平成27年01月 内堀雅雄福島県知事

   このたび、福島県知事に就任しました内堀雅雄です。どうぞよろしくお願いいたします。

  大震災と原発事故から間もなく4年を迎えようとしております。この間、全国の皆さんからいただいております数多くの御支援に対しまして、改めて心から感謝申し上げます。


  いまだ十二万を超える県民の皆さんが避難生活を続け、原発事故収束への見通しも不透明であるなど、福島県は依然として厳しい状況が続いておりますが、この困難を乗り越え、県民が誇りとする美しく豊かなふるさとに輝く光を取り戻し、未来に向かって新たな社会の形を示していくことが、未曽有の複合災害を受けた被災地の知事としての使命であると思っております。

   その実現のため、今後の県政運営の基本姿勢として「継往開来」「現場主義」「進取果敢」という3つのキーワードを掲げました。

   「継往開来」とは、先人の事業を受け継ぎ、発展させながら未来を切り開くという言葉であります。福島県が本物の復興を実現していくためには、これまでの取組の成果をしっかりと受け継ぎつつも、状況に応じて復興政策を柔軟に変えていくことが重要であり、福島県を築いてきた先人の方々、復興に関わってこられた方々への感謝の思いを力に、これまでの取組やその成果を引き継ぎ発展させ、未来を切り開いてまいります。

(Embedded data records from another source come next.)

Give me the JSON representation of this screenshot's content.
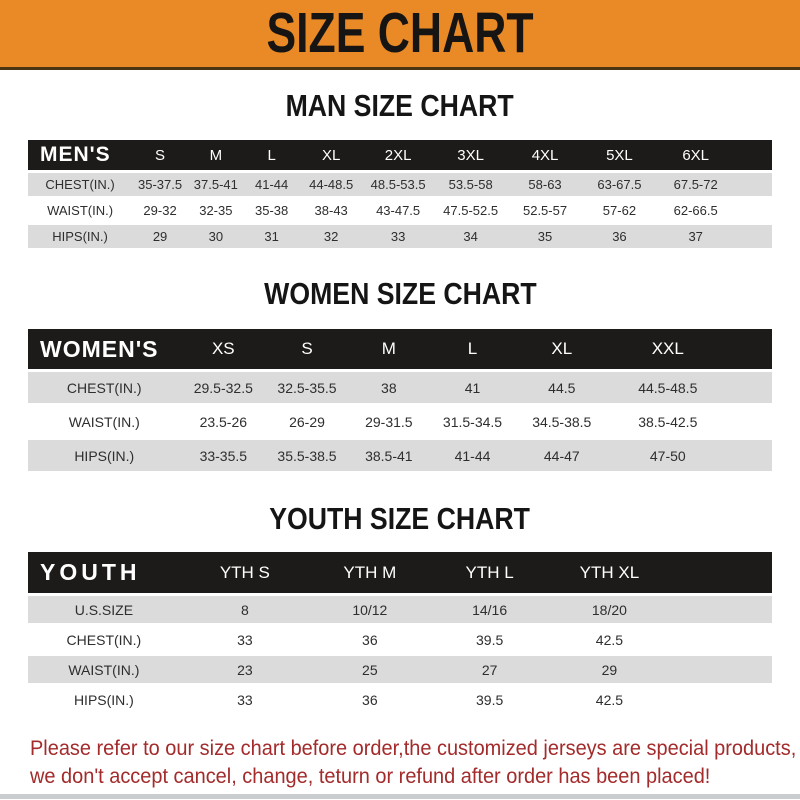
{
  "banner": {
    "title": "SIZE CHART",
    "bg_color": "#E98A27",
    "text_color": "#171513"
  },
  "sections": [
    {
      "heading": "MAN SIZE CHART",
      "header_label": "MEN'S",
      "columns": [
        "S",
        "M",
        "L",
        "XL",
        "2XL",
        "3XL",
        "4XL",
        "5XL",
        "6XL"
      ],
      "rows": [
        {
          "label": "CHEST(IN.)",
          "values": [
            "35-37.5",
            "37.5-41",
            "41-44",
            "44-48.5",
            "48.5-53.5",
            "53.5-58",
            "58-63",
            "63-67.5",
            "67.5-72"
          ]
        },
        {
          "label": "WAIST(IN.)",
          "values": [
            "29-32",
            "32-35",
            "35-38",
            "38-43",
            "43-47.5",
            "47.5-52.5",
            "52.5-57",
            "57-62",
            "62-66.5"
          ]
        },
        {
          "label": "HIPS(IN.)",
          "values": [
            "29",
            "30",
            "31",
            "32",
            "33",
            "34",
            "35",
            "36",
            "37"
          ]
        }
      ]
    },
    {
      "heading": "WOMEN SIZE CHART",
      "header_label": "WOMEN'S",
      "columns": [
        "XS",
        "S",
        "M",
        "L",
        "XL",
        "XXL"
      ],
      "rows": [
        {
          "label": "CHEST(IN.)",
          "values": [
            "29.5-32.5",
            "32.5-35.5",
            "38",
            "41",
            "44.5",
            "44.5-48.5"
          ]
        },
        {
          "label": "WAIST(IN.)",
          "values": [
            "23.5-26",
            "26-29",
            "29-31.5",
            "31.5-34.5",
            "34.5-38.5",
            "38.5-42.5"
          ]
        },
        {
          "label": "HIPS(IN.)",
          "values": [
            "33-35.5",
            "35.5-38.5",
            "38.5-41",
            "41-44",
            "44-47",
            "47-50"
          ]
        }
      ]
    },
    {
      "heading": "YOUTH SIZE CHART",
      "header_label": "YOUTH",
      "columns": [
        "YTH S",
        "YTH M",
        "YTH L",
        "YTH XL"
      ],
      "rows": [
        {
          "label": "U.S.SIZE",
          "values": [
            "8",
            "10/12",
            "14/16",
            "18/20"
          ]
        },
        {
          "label": "CHEST(IN.)",
          "values": [
            "33",
            "36",
            "39.5",
            "42.5"
          ]
        },
        {
          "label": "WAIST(IN.)",
          "values": [
            "23",
            "25",
            "27",
            "29"
          ]
        },
        {
          "label": "HIPS(IN.)",
          "values": [
            "33",
            "36",
            "39.5",
            "42.5"
          ]
        }
      ]
    }
  ],
  "table_colors": {
    "header_bar_bg": "#1c1b19",
    "header_bar_text": "#ffffff",
    "row_alt_bg": "#dbdbdb",
    "cell_text": "#2e2e2e"
  },
  "disclaimer": {
    "line1": "Please refer to our size chart before order,the customized jerseys are special products,",
    "line2": "we don't accept cancel, change, teturn or refund after order has been placed!",
    "color": "#a32b2b"
  }
}
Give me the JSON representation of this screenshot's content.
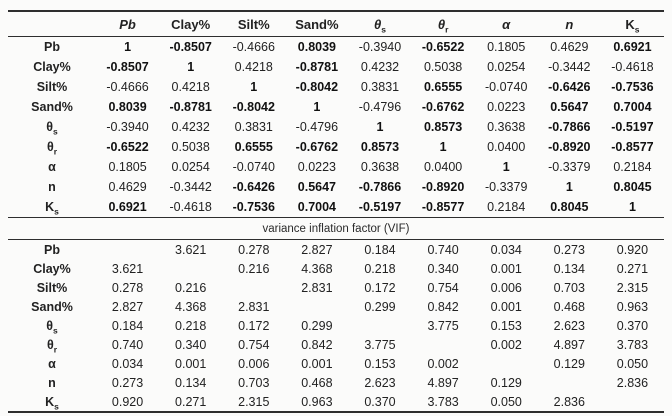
{
  "table": {
    "section_title": "variance inflation factor (VIF)",
    "columns": [
      {
        "base": "Pb",
        "italic": true
      },
      {
        "base": "Clay%"
      },
      {
        "base": "Silt%"
      },
      {
        "base": "Sand%"
      },
      {
        "base": "θ",
        "sub": "s",
        "italic": true
      },
      {
        "base": "θ",
        "sub": "r",
        "italic": true
      },
      {
        "base": "α",
        "italic": true
      },
      {
        "base": "n",
        "italic": true
      },
      {
        "base": "K",
        "sub": "s"
      }
    ],
    "row_labels": [
      {
        "base": "Pb"
      },
      {
        "base": "Clay%"
      },
      {
        "base": "Silt%"
      },
      {
        "base": "Sand%"
      },
      {
        "base": "θ",
        "sub": "s"
      },
      {
        "base": "θ",
        "sub": "r"
      },
      {
        "base": "α"
      },
      {
        "base": "n"
      },
      {
        "base": "K",
        "sub": "s"
      }
    ],
    "correlation_rows": [
      [
        {
          "v": "1",
          "b": true
        },
        {
          "v": "-0.8507",
          "b": true
        },
        {
          "v": "-0.4666"
        },
        {
          "v": "0.8039",
          "b": true
        },
        {
          "v": "-0.3940"
        },
        {
          "v": "-0.6522",
          "b": true
        },
        {
          "v": "0.1805"
        },
        {
          "v": "0.4629"
        },
        {
          "v": "0.6921",
          "b": true
        }
      ],
      [
        {
          "v": "-0.8507",
          "b": true
        },
        {
          "v": "1",
          "b": true
        },
        {
          "v": "0.4218"
        },
        {
          "v": "-0.8781",
          "b": true
        },
        {
          "v": "0.4232"
        },
        {
          "v": "0.5038"
        },
        {
          "v": "0.0254"
        },
        {
          "v": "-0.3442"
        },
        {
          "v": "-0.4618"
        }
      ],
      [
        {
          "v": "-0.4666"
        },
        {
          "v": "0.4218"
        },
        {
          "v": "1",
          "b": true
        },
        {
          "v": "-0.8042",
          "b": true
        },
        {
          "v": "0.3831"
        },
        {
          "v": "0.6555",
          "b": true
        },
        {
          "v": "-0.0740"
        },
        {
          "v": "-0.6426",
          "b": true
        },
        {
          "v": "-0.7536",
          "b": true
        }
      ],
      [
        {
          "v": "0.8039",
          "b": true
        },
        {
          "v": "-0.8781",
          "b": true
        },
        {
          "v": "-0.8042",
          "b": true
        },
        {
          "v": "1",
          "b": true
        },
        {
          "v": "-0.4796"
        },
        {
          "v": "-0.6762",
          "b": true
        },
        {
          "v": "0.0223"
        },
        {
          "v": "0.5647",
          "b": true
        },
        {
          "v": "0.7004",
          "b": true
        }
      ],
      [
        {
          "v": "-0.3940"
        },
        {
          "v": "0.4232"
        },
        {
          "v": "0.3831"
        },
        {
          "v": "-0.4796"
        },
        {
          "v": "1",
          "b": true
        },
        {
          "v": "0.8573",
          "b": true
        },
        {
          "v": "0.3638"
        },
        {
          "v": "-0.7866",
          "b": true
        },
        {
          "v": "-0.5197",
          "b": true
        }
      ],
      [
        {
          "v": "-0.6522",
          "b": true
        },
        {
          "v": "0.5038"
        },
        {
          "v": "0.6555",
          "b": true
        },
        {
          "v": "-0.6762",
          "b": true
        },
        {
          "v": "0.8573",
          "b": true
        },
        {
          "v": "1",
          "b": true
        },
        {
          "v": "0.0400"
        },
        {
          "v": "-0.8920",
          "b": true
        },
        {
          "v": "-0.8577",
          "b": true
        }
      ],
      [
        {
          "v": "0.1805"
        },
        {
          "v": "0.0254"
        },
        {
          "v": "-0.0740"
        },
        {
          "v": "0.0223"
        },
        {
          "v": "0.3638"
        },
        {
          "v": "0.0400"
        },
        {
          "v": "1",
          "b": true
        },
        {
          "v": "-0.3379"
        },
        {
          "v": "0.2184"
        }
      ],
      [
        {
          "v": "0.4629"
        },
        {
          "v": "-0.3442"
        },
        {
          "v": "-0.6426",
          "b": true
        },
        {
          "v": "0.5647",
          "b": true
        },
        {
          "v": "-0.7866",
          "b": true
        },
        {
          "v": "-0.8920",
          "b": true
        },
        {
          "v": "-0.3379"
        },
        {
          "v": "1",
          "b": true
        },
        {
          "v": "0.8045",
          "b": true
        }
      ],
      [
        {
          "v": "0.6921",
          "b": true
        },
        {
          "v": "-0.4618"
        },
        {
          "v": "-0.7536",
          "b": true
        },
        {
          "v": "0.7004",
          "b": true
        },
        {
          "v": "-0.5197",
          "b": true
        },
        {
          "v": "-0.8577",
          "b": true
        },
        {
          "v": "0.2184"
        },
        {
          "v": "0.8045",
          "b": true
        },
        {
          "v": "1",
          "b": true
        }
      ]
    ],
    "vif_rows": [
      [
        "",
        "3.621",
        "0.278",
        "2.827",
        "0.184",
        "0.740",
        "0.034",
        "0.273",
        "0.920"
      ],
      [
        "3.621",
        "",
        "0.216",
        "4.368",
        "0.218",
        "0.340",
        "0.001",
        "0.134",
        "0.271"
      ],
      [
        "0.278",
        "0.216",
        "",
        "2.831",
        "0.172",
        "0.754",
        "0.006",
        "0.703",
        "2.315"
      ],
      [
        "2.827",
        "4.368",
        "2.831",
        "",
        "0.299",
        "0.842",
        "0.001",
        "0.468",
        "0.963"
      ],
      [
        "0.184",
        "0.218",
        "0.172",
        "0.299",
        "",
        "3.775",
        "0.153",
        "2.623",
        "0.370"
      ],
      [
        "0.740",
        "0.340",
        "0.754",
        "0.842",
        "3.775",
        "",
        "0.002",
        "4.897",
        "3.783"
      ],
      [
        "0.034",
        "0.001",
        "0.006",
        "0.001",
        "0.153",
        "0.002",
        "",
        "0.129",
        "0.050"
      ],
      [
        "0.273",
        "0.134",
        "0.703",
        "0.468",
        "2.623",
        "4.897",
        "0.129",
        "",
        "2.836"
      ],
      [
        "0.920",
        "0.271",
        "2.315",
        "0.963",
        "0.370",
        "3.783",
        "0.050",
        "2.836",
        ""
      ]
    ]
  }
}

   その基盤となるのが現場の声であります。私自らが率先して現場に出向き、市町村や地域の声をきめ細かく聴いて、それを着実に県政に反映させていく「現場主義」を徹底してまいります。そして、山積する課題に対して、これまでの先例や発想にとらわれず、新しいことに果敢に挑戦する「進取果敢」の姿勢を貫き、結果を出してまいります。

   この3つの姿勢を県庁全体の意識風土として醸成しながら、福島県の復興を、「進める」進化、「深める」深化、「新たなものとする」新化の3つの意味で「シンカ」させ、発展させてまいりたいと考えております。

   原子力災害によって、福島県はカタカナの「フクシマ」、ローマ字の「FUKUSHIMA」へと変換されてしまいました。この「フクシマ」に付いたネガティブな印象を逆転させ、「福島の悲劇」を「福島の奇跡」に変えていくため、私が先頭に立って、福島に心を寄せる全ての方の力を結集し、魅力と誇りにあふれる「新生ふくしま」を実現させてまいる決意であります。

   今後とも、全国の皆さんの御支援・御協力をよろしくお願いいたします。